In my circuit simulation software, this Dahlin controller works already quite well! The digital controller even takes into account the controller sampling rate, which then could be increased even to something like 1 second (instead of 1/8.0 seconds, as it is at the moment).
At the moment, I have not enough time for implementing my solution into C++/Marlin (too busy at my job), but I will present this solution in the near future. In case the marlin people and users accept this new approach, we could offer this solution initially as alternative to PID.
Dahlin sounds very interesting. I'm'a go look it up right now!
This book was quite helpful for me to understand all the theory about z transforms and the Dahlin control:
If you cannot find a pdf or hardcopy (I got mine via a university library), please write me a personal email.
Ach du lieber! Why didn't I take a calculus course?
@thinkyhead like @AndyZuerich said you might have fixed this one allready... or ?
Ach du lieber! Why didn't I take a calculus course?
You still can! But you really need a full year of it to be beneficial. If you ever get motivated and start studying it, you will be talking about limits, summations, dx's and integrals. You will sound like a nerd!
@Roxy-3D I'm very slowly making my way towards Calculus through Khan Academy. Apparently I need a lot of review before I will arrive there.
@thinkyhead is this one going to wait until RC9?
I'm very slowly making my way towards Calculus through Khan Academy. Apparently I need a lot of review before I will arrive there.
I missed this post. Calculus is not something you learn over a long weekend. It is painful and difficult to learn. But very literally... It changes how you think about things. It is a very good place to spend spare time as a hobby!

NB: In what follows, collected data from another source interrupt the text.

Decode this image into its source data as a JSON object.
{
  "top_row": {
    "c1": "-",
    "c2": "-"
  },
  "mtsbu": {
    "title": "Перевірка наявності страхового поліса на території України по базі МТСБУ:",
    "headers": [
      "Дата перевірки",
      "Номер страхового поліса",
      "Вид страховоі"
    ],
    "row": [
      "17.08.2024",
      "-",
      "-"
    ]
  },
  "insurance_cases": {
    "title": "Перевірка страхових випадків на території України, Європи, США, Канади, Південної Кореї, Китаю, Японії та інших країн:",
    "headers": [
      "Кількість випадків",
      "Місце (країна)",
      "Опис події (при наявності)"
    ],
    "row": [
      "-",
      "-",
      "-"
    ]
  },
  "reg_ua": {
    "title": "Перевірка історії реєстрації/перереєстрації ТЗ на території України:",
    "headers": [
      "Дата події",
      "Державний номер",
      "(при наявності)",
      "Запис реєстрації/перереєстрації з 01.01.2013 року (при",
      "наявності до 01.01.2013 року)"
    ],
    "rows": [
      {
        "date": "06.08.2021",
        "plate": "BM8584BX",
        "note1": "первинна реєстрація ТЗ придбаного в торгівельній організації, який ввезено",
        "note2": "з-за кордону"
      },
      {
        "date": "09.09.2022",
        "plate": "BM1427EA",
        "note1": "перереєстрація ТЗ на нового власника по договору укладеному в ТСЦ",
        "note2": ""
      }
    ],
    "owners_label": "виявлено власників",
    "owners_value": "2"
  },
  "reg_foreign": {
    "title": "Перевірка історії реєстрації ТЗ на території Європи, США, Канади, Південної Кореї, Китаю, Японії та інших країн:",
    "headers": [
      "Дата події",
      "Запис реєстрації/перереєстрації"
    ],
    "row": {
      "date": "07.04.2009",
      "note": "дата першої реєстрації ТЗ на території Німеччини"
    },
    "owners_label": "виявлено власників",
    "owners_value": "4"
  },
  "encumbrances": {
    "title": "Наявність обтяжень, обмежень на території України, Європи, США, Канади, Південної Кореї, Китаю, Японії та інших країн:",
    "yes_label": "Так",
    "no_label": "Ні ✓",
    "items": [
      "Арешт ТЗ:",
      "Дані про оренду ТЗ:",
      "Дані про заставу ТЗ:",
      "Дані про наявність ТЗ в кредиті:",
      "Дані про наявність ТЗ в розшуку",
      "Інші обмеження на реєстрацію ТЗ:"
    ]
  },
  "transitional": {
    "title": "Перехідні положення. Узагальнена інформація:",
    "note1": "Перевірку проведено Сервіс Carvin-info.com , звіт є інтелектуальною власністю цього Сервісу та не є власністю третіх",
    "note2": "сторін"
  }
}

Is this one going to wait until RC9?
Until 1.1.1, or until whenever someone makes an acceptable pull request.
I presume this was resolved with changes in the PID integration. If not, please reopen!
This issue has been automatically locked since there has not been any recent activity after it was closed. Please open a new issue for related bugs.
I am using a stepdown converter for my heated bed. There, I found the following issue: When I drive the bed with a temperature that is out of the range of the heater power, the PID loop starts to oscillate. I think nobody else can directly see the same issue, since typically the PWM frequency for the heated bed is much lower. My heated bed pwm frequency is 30 kHz. First, I encountered the problem due to audible noise (sound variation/periodical duty ratio changing) in my buck converter inductor.
I was now digging into the issue and found the reason:
Here, the conditional un-integration seems to implement a simple anti-windup protection. But there is a bug:
In case the temp_iState is constrained to temp_iState_max_bed (which is as default 255), then the anti windup is flawed, since the original value "pid_error_bed" is subtracted in the un-integration, instead of the constrained value.
This can be fixed easily by some small code changes.
Besides the heated bed, the same issue applies for hotend PID loops. I think the same issue can happen when heating up to a "normal" temperature. Then, at the initial heating phase the duty ratio is 1 for a while -> integrator saturates. When I remember right, I have seen some "unexplainable" temperature swings during heated bed or extruder warmup phases. There, the heating power was suddenly reduced halfway during the warmup phase. At that time, I explained this for myself with a PID instability. But now, I think this is related to the above mentioned bug. I will do some tests, and I will propose a code improvemend / pull request, soon.